The rebellious man only sees law and slavery, not love and the flourishing of life, so he cannot submit to God's purposes for his sexuality unless he himself sees it as desirable.

And this last point is important, simply because one cannot look at a person's proper use of sexuality and assume that he is in submission to God either. It may be that such a man simply desired to use his liberation from God in such a way that just so happens to coincide with God's purposes. But this is rare within our culture; and hence, it often displays an attitude of submission when in conjunction with an attitude of submission to the rest of God's Word; but it cannot merely express that on its own.

But one can look at what is more prominent in our culture, which is the rebellion against God through one's use of sexuality. There is the demonic man screaming for the right to have sex with other men. There is the child of hell, in anger, protesting any move that would protect the unborn child. There is the deceived soul who rolls his eyes at the thought that he should willingly leave his sexual acts open for God to create life through them.

So the topic of sex isn't special because nothing else matters. It's different, however, because it displays something more clearly to us in terms of our attitude toward God. Are we willing to receive correction in the area without becoming annoyed, irritated, hostile? Can a contrary view to the one a person holds be discussed as wrong without the claws coming out? Does pride and the inability to change one's mind evidence the fear of letting go of a self-ruled life?

I'm not saying it's wrong to be angry if one is practicing something evil (whether an evil sexual act or a restriction on sex that shouldn't be there); but if one cannot even consider a rebuke in the area without being dismissive, upset, demonically charged, then that is a sure sign that his attitude is not in the right place, and is therefore, in need of redemption via repentance. In other words, if you can't think straight about an issue because you're so emotionally upset by the suggestion that God may condemn certain sexual practices, then maybe you should look at whether you really have given your life over to God in the first place. Don't look to your going to church, doing ministry, singing hymns and saying prayers. None of those are used as evidence of a redeemed life in sanctification passages in the Bible. Sexuality is used as a major sign. Look to that.
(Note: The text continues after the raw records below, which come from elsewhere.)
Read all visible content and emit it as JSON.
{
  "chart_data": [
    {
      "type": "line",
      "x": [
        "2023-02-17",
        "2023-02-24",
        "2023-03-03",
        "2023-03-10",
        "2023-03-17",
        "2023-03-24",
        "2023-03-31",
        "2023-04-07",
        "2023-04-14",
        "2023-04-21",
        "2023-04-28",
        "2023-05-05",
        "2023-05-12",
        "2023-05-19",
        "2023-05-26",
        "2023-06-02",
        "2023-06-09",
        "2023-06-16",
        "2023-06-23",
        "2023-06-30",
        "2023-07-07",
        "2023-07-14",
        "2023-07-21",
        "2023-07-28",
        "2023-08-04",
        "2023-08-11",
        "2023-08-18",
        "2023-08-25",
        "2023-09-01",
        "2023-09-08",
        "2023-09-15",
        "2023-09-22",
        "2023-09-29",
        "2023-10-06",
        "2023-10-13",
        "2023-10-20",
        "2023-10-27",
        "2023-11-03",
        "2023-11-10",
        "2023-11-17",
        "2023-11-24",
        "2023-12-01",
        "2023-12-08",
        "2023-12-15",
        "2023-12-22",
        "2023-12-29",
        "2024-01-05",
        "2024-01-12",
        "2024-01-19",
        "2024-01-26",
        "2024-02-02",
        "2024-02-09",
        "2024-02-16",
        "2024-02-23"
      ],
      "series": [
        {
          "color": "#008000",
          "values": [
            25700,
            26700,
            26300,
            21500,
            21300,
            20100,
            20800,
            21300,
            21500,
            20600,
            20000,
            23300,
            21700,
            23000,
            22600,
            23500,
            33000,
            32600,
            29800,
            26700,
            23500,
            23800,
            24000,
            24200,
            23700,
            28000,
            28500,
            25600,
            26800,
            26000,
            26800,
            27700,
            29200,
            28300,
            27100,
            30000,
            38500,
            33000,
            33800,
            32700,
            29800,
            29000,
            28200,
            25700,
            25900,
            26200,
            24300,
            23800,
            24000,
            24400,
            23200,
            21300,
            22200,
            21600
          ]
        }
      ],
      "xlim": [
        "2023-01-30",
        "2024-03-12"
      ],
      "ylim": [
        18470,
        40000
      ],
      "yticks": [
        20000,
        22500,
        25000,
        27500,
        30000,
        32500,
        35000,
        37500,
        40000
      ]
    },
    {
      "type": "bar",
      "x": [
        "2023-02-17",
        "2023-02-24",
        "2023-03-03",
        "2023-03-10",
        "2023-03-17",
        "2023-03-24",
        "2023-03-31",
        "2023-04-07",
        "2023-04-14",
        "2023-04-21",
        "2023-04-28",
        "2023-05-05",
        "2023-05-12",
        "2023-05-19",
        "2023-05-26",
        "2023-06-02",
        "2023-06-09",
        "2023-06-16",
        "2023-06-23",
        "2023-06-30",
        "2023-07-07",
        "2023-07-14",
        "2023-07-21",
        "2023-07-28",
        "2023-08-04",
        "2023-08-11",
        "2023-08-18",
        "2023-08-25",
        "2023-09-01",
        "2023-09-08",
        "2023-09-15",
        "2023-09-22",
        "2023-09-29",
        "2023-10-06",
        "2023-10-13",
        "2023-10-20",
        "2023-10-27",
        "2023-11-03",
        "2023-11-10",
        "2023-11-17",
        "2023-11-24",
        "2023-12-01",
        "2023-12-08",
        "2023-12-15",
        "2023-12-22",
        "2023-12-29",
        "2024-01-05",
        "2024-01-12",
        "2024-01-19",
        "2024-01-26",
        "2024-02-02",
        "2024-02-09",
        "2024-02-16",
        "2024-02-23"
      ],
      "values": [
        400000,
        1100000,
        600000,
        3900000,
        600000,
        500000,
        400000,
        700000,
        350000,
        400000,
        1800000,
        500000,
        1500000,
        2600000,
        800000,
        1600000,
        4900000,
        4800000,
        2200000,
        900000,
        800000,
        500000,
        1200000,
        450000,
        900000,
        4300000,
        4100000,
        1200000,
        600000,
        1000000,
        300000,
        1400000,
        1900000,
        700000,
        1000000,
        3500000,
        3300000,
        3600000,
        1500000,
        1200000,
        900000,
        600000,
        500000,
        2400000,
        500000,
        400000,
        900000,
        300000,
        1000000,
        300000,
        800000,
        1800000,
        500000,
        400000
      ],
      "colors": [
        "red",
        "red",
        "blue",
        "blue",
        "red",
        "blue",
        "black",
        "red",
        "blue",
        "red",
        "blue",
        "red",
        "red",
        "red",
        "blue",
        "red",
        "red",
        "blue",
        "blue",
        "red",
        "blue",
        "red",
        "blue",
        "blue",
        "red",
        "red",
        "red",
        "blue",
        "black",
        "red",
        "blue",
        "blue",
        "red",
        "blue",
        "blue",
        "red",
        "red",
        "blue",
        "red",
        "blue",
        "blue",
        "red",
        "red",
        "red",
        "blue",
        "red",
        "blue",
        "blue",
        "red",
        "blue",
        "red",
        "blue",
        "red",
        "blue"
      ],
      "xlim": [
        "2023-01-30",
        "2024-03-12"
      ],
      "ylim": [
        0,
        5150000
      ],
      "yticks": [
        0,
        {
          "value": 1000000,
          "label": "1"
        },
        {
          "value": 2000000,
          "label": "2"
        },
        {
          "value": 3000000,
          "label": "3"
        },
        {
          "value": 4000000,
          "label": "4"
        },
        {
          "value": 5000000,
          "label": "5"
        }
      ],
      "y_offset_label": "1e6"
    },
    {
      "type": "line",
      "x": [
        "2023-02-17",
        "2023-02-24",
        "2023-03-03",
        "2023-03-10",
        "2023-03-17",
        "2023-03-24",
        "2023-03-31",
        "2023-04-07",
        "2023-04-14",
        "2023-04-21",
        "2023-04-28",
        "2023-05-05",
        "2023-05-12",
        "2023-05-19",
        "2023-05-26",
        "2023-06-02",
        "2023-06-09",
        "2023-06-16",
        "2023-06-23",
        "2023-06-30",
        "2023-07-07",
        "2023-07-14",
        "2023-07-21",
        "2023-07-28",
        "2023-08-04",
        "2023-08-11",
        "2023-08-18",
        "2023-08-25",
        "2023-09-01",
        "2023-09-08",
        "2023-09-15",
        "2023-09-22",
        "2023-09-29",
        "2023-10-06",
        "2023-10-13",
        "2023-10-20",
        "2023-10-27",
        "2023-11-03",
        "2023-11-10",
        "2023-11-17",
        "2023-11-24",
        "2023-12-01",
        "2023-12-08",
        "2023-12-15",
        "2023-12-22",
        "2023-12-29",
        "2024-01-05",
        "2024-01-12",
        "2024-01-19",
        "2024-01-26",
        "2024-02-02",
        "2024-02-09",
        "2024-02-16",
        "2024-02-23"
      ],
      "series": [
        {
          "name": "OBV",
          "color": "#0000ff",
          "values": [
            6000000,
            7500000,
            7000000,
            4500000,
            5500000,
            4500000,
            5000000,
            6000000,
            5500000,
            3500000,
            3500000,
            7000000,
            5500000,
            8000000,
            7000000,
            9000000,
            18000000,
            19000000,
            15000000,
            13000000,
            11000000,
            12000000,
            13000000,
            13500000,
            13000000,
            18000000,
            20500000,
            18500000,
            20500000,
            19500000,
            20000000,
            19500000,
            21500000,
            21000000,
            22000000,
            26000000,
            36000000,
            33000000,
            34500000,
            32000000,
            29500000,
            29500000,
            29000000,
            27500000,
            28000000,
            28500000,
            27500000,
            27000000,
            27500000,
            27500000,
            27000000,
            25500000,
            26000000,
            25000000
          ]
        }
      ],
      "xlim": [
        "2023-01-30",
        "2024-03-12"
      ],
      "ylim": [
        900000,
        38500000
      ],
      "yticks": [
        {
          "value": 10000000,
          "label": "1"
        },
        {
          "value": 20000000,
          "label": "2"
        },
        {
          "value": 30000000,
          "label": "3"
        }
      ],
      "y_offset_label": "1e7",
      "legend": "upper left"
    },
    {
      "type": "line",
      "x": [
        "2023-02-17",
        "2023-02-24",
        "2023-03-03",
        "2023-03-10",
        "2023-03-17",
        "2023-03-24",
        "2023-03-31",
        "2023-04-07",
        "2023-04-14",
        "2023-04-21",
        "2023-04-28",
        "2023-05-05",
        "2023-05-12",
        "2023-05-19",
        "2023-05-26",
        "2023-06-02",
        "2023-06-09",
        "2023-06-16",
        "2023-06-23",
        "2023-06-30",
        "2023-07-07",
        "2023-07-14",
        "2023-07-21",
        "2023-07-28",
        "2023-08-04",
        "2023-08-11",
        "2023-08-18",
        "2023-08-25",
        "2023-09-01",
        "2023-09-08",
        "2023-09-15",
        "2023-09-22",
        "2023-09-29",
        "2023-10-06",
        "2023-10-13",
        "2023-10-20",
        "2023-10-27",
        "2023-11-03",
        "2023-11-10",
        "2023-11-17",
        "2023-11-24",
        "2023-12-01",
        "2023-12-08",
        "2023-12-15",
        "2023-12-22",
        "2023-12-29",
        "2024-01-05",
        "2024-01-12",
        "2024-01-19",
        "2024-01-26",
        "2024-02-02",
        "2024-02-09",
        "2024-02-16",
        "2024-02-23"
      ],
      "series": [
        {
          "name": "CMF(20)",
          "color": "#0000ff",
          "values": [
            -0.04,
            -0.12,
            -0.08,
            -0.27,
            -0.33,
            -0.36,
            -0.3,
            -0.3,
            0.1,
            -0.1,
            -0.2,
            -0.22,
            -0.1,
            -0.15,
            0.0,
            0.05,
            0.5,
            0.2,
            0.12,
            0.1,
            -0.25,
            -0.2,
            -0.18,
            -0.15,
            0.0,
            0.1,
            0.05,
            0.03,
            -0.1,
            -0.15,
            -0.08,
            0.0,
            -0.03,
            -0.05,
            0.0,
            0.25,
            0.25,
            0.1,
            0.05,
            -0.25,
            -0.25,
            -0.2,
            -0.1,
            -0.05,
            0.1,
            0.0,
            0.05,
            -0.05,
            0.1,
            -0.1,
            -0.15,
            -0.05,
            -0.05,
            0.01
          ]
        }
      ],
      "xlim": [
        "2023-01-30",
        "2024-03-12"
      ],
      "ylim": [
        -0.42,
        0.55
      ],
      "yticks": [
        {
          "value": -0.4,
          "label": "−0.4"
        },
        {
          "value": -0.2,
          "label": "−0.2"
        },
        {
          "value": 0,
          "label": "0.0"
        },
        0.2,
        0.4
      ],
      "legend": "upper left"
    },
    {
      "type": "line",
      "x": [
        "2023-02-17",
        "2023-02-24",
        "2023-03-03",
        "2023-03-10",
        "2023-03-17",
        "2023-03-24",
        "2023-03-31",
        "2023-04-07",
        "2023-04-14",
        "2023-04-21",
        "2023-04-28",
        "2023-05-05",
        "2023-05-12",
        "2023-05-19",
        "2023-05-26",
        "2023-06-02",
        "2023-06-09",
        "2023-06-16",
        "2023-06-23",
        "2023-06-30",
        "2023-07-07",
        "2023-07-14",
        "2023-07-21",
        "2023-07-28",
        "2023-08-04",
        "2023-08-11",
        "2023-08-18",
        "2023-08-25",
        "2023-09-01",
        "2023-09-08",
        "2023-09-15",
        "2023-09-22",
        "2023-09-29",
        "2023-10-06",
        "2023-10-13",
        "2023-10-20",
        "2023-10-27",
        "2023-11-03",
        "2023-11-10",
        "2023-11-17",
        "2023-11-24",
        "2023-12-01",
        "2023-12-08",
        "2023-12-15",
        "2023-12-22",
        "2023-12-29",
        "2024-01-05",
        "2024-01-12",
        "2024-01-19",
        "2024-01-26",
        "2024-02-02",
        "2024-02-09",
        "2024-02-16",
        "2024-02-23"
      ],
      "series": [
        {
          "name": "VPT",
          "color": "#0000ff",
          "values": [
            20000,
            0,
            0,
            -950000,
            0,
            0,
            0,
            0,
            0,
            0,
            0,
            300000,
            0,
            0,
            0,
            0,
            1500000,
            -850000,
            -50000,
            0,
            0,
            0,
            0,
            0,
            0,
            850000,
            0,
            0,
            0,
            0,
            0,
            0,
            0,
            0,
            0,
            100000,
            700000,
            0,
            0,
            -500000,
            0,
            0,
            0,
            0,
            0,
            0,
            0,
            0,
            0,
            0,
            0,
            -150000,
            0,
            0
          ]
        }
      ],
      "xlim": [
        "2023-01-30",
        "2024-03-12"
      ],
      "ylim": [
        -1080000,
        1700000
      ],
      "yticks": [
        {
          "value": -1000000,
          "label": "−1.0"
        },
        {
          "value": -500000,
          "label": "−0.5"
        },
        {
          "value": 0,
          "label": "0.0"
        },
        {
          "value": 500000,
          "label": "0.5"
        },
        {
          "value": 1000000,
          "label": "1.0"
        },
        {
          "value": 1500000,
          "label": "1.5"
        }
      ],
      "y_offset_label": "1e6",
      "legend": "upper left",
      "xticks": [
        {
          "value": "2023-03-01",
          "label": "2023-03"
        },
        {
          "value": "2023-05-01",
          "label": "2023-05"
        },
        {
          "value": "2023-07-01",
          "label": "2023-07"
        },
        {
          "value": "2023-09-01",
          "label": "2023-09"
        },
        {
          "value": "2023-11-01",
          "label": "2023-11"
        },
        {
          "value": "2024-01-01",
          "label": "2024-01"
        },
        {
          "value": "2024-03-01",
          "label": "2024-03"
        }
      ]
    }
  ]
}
So one can pretty himself up quite well. He can make himself look good in terms of even being a Christian. But look to his attitude toward his original purpose and design by God in terms of how he uses his sexuality, and all that icing that has been smeared over a burned cake will melt away, and that which is in ruin will present itself for all to see. Let not the man who is unredeemed in the bedroom think he is redeemed outside of it.